Sources said when the dust settles from consolidation, probably in the next three to five years, there will be anywhere from five to 10 hedge fund administrators in the industry. There were 71 single-manager and fund-of-fund administrators as of June 30, based on responses to a survey by eVestment.
Administrators on the selling block come from two camps, said Virgilio “Bo” Abesamis III, executive vice president at Callan Associates Inc., San Francisco. One group is large investment banks that are unloading their fund administration units to divert capital to other lines of business, particularly because of new regulatory requirements such as the Dodd-Frank Wall Street Reform and Consumer Protection Act and Basel III. The other consists of smaller hedge fund administrators “strapped by the inability to put their resources to grow and scale their businesses,” Mr. Abesamis said.
Those smaller administrators, while courting some pension funds, endowments and foundations for business, could be overwhelmed, for example, by the huge amount of data aggregation associated with hedge fund investments for one large public fund, said Mr. Abesamis. That pension fund's investment could total 75% or so of the firm's assets under administration. “It's just the nature of the beast,” he said. “Large public funds demand more transparency, and smaller firms may have a difficult time doing that.”

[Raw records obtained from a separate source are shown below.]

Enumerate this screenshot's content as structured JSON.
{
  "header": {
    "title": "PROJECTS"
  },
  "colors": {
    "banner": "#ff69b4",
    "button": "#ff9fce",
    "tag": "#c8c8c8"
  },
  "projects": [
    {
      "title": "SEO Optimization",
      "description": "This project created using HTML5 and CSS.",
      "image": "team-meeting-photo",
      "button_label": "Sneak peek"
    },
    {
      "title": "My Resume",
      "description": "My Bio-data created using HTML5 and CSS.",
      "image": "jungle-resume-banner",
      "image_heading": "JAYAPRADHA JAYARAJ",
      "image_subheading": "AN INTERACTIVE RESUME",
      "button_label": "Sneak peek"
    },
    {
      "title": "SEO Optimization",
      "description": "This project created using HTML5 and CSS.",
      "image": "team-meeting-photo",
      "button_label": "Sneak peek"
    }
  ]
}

“As a result of downward fee pressure, administrators have had to grow revenues through acquisition,” said David Gold, New York-based senior investment consultant, manager research, at Towers Watson & Co. LLC. “More investment managers and investors have put more pressure on service providers to offer more services the same or lower cost.”

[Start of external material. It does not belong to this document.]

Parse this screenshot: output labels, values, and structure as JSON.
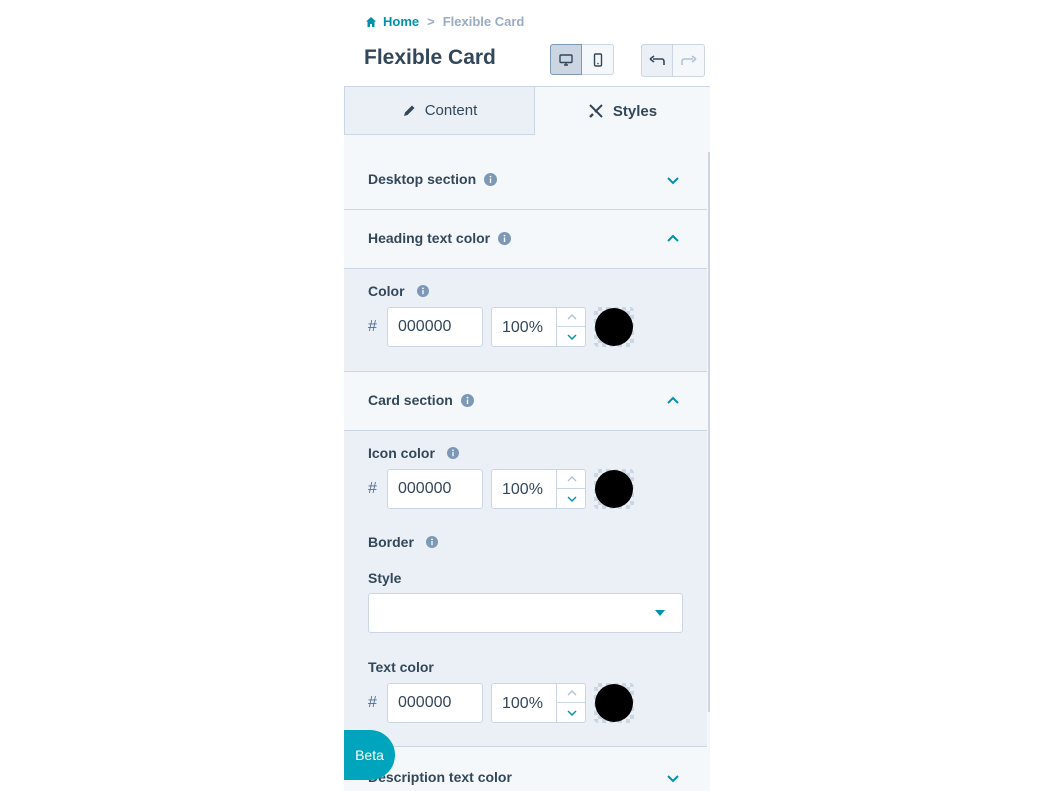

“It's fair to say” that the costs of compliance and technology were the impetus for Quintillion's sale to U.S. Bancorp, said Ms. Waldron. “With the regulatory framework and the investment they would have needed, it would have taken (the firm) a lot to comply. It made this an optimal time to be acquired. It's a lot easier to seek a buyer now.”
But Mr. Gold disagreed that fees would be reduced through consolidation. “It doesn't mean that (fee decrease) trend will continue,” he said. “If there are fewer players in the space, with consolidation driven by increasing market share, driven by fees going down, at some point you hit the trough and fees are going to go up. ... Measuring that is more art than science due to the scope of services provided to the fund.”
Rahul Kanwar, senior vice president and managing director at SS&C in New York, agrees. “I don't subscribe to that fee timeline” of short-term hikes and longer term declines, Mr. Kanwar said. “There's always been competition on fees in the market. We're not trying to win on price, but we don't get to win without the right price, and that's driven by the market. There's always going to be a competitive market. But as we get better service and more scale, and the ability to provide services as add-ons, we'll see economies of scale.”
Handling such scale will require larger capabilities, so potential buyers of fund administrators would be custodians and “megafund administrators” — those with at least $100 billion in assets under administration, said Mr. Abesamis.
“Let's face it, the massive institutional investor is late to the game in the alternative space. The die is cast; it's been unfolding over the past five to seven years,” he said. But that late entry has unleashed a flood of assets in alternative investments, and “what administrator would be large enough to handle the transparency, the data aggregation required by those huge pension funds?” he asked.
“At the end of the day, it's all about who can do data aggregation. Those big investors need consolidated statements, with both traditional and non-traditional classes.”
This wouldn't be just from the giant public plans. For example, the $10.5 billion Orange County Employees Retirement System, Santa Ana, Calif., launched a search last month on behalf of a group of California public funds with assets ranging from $5 billion to $25 billion each. The group is searching for a private equity fund-of-funds manager to run potentially up to $500 million, partially in an effort to reduce fees (Pensions & Invest-ments, Nov. 25). “The question is, does the administrator have the bandwidth and the business model to do all that?” Mr. Abesamis said. “The traditional hedge fund and private equity construct - can it handle this massive amount of administration? How will that play out?”
Marco Consulting's Ms. Crotty concurred. “The custody business is thought to be the driving force on consolidation,” she said. “It just makes more sense for an institutional investor to have a one-stop shop. I think it's a trend you'll see continue, with hedge fund administrators buying other hedge fund administrators as a subtrend.”